Пройти эти сто шагов, и, наверное, спасен; простоять еще две минуты, и погиб, наверное, думал каждый. Долохов, стоявший в середине толпы, рванулся к краю плотины, сбив с ног двух солдат, и сбежал на скользкий лед, покрывший пруд.
– Сворачивай, – закричал он, подпрыгивая по льду, который трещал под ним, – сворачивай! – кричал он на орудие. – Держит!…
Лед держал его, но гнулся и трещал, и очевидно было, что не только под орудием или толпой народа, но под ним одним он сейчас рухнется. На него смотрели и жались к берегу, не решаясь еще ступить на лед. Командир полка, стоявший верхом у въезда, поднял руку и раскрыл рот, обращаясь к Долохову. Вдруг одно из ядер так низко засвистело над толпой, что все нагнулись. Что то шлепнулось в мокрое, и генерал упал с лошадью в лужу крови. Никто не взглянул на генерала, не подумал поднять его.

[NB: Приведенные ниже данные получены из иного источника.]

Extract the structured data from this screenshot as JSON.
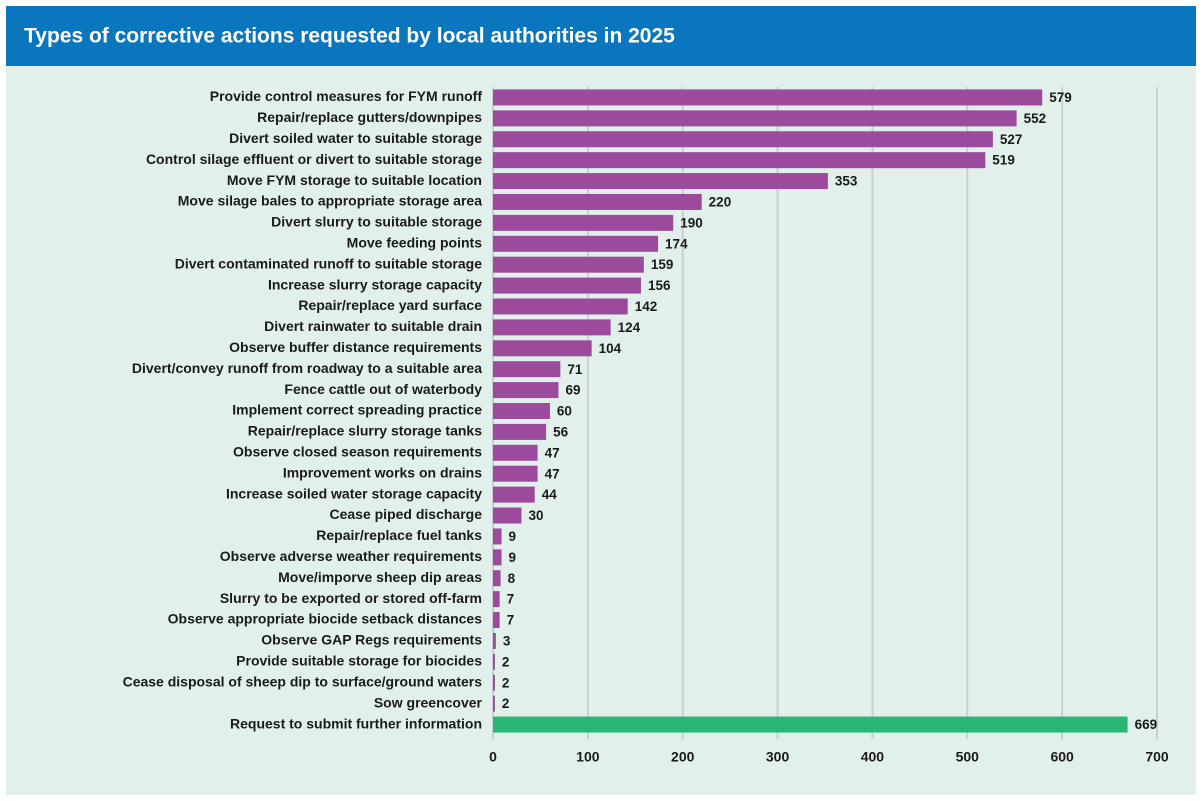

– Пошел на лед! пошел по льду! Пошел! вороти! аль не слышишь! Пошел! – вдруг после ядра, попавшего в генерала, послышались бесчисленные голоса, сами не зная, что и зачем кричавшие.
Одно из задних орудий, вступавшее на плотину, своротило на лед. Толпы солдат с плотины стали сбегать на замерзший пруд. Под одним из передних солдат треснул лед, и одна нога ушла в воду; он хотел оправиться и провалился по пояс.
Ближайшие солдаты замялись, орудийный ездовой остановил свою лошадь, но сзади всё еще слышались крики: «Пошел на лед, что стал, пошел! пошел!» И крики ужаса послышались в толпе. Солдаты, окружавшие орудие, махали на лошадей и били их, чтобы они сворачивали и подвигались. Лошади тронулись с берега. Лед, державший пеших, рухнулся огромным куском, и человек сорок, бывших на льду, бросились кто вперед, кто назад, потопляя один другого.